A simple test revealed that the socket with an over-hanging trim line above the olecranon is easily held on the rigid plaster model without additional suspension, even with an axial loading using two water-filled plastic soda bottles, which weigh approximately 4 kg, (Figure 5, left). This may not be true on the subject depending on the efficacy of suspension of the socket.
While on the plaster model without additional suspension, the prosthetic device tolerated axial loading of two water-filled plastic soda bottles, which weigh approximately 4 kg (left). Upon lifting, the prosthetic device tolerated same water-filled plastic soda bottles at a point 14 cm from the end of plaster model without creating any stress mark (right).
Upon lifting the load, two water-filled plastic soda bottles (about 4 kg) at a point 14 cm from the end of plaster model did not create any stress mark (Figure 5, right). When more were added to a total of five water-filled soda bottles (about 10 kg), there was a down shifting at end of the PVC pipe by 1.7 cm. Upon further up and down movement of these water-filled bottles, it caused the socket to buckle at its distal end. The exact amount of lifting tolerance by this type of prosthesis and by the residual limb can only be determined through future clinical study. However, for the aimed light-duty activities, such as feeding, showering, writing, etc. this prosthetic device is expected to tolerate the needed lifting loading well.
The concern of cosmesis was not addressed by the current design, but a procedure to incorporate low-cost acceptable cosmetic cover could be examined in the future. This technique of constructing a low-cost transradial socket offers an alternative or an addition to the traditional approach for transradial stump care or light-duty self-care training during the early phase of rehabilitation. Even in the developed world, where more technically advanced systems are available, this device would likely be the preferred device for simple light-duty functional activities, such as showering, in order to preserve expensive definitive prostheses for formal function. Being abundant and reusable, plastic soda bottles have the potential to be used to make prosthetic sockets, which can be applied as a protective stump dressing or training devices during early phase of rehabilitation, or as alternative devices for some light-duty self-care or functional activities even if a definitive prosthesis has been provided.
Conclusion
The procedure described utilizes a commonly available 2-litre plastic soda bottle to form a transradial prosthetic socket.

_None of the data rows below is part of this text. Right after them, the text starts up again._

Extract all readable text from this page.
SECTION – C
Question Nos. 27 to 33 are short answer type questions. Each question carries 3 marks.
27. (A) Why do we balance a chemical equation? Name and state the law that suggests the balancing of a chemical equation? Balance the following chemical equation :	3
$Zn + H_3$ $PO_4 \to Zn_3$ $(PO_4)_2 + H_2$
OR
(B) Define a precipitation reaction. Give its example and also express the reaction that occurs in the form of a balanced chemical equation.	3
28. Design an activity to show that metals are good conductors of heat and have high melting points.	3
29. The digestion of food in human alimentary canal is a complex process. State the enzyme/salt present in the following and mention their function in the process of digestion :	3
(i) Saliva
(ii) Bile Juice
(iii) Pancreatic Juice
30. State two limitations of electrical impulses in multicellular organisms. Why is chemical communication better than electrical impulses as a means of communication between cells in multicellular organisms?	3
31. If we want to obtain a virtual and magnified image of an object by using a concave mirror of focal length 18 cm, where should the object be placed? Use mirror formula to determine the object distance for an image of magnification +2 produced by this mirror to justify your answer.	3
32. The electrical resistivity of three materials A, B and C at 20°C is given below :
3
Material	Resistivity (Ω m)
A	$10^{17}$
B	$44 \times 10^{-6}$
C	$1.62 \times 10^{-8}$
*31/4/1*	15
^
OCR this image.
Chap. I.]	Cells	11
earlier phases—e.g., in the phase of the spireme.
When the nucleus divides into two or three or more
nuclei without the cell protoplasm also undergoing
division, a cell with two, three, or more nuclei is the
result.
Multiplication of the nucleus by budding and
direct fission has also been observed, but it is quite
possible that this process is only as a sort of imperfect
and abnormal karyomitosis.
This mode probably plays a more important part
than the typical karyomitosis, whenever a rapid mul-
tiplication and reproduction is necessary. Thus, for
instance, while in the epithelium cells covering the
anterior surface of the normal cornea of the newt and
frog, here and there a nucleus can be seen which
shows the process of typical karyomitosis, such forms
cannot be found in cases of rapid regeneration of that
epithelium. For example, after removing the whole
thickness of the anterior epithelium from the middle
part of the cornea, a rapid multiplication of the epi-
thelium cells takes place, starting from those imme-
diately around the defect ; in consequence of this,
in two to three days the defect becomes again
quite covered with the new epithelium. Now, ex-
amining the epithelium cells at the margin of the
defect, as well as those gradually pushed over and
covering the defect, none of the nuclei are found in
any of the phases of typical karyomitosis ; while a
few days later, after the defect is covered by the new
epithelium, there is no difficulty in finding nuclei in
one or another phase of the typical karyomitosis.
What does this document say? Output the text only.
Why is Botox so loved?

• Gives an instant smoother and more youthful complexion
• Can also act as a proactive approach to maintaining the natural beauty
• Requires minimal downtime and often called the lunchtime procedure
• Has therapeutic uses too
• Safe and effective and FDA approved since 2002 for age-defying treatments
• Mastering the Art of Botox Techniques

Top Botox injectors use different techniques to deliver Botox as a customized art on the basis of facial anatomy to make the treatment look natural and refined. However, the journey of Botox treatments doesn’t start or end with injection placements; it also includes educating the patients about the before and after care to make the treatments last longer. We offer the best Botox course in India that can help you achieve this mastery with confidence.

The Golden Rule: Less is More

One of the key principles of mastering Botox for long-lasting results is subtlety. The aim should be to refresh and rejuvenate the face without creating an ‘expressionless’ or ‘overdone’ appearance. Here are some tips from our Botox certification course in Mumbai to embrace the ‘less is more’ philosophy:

As many areas of the developing world lack the resources required for prosthetic fabrication, reuse of the recyclable, durable, and abundant plastic soda bottles provides an alternative solution for making light-duty prosthetic devices to meet the functional need of many transradial amputees. The formed sockets can be assembled with various terminal devices for use as training devices or permanent tools for different light-duty self-care or functional activities. We believe that creative clinicians can use the unique features of the plastic soda bottle to develop other applications and variations of this technique to improve patients' function.
Footnotes
Acknowledgements
The contents of this presentation/publication were developed under a grant from the U.S. Department of Education, National Institute on Disability and Rehabilitation Research grant number H133E080009. However, those contents do not necessarily represent the policy of the Department of Education, and you should not assume endorsement by the Federal Government. The authors would like to thank Kate Jackson for her assistance with editing and posting the video presentation and valuable input during the preparation of this manuscript.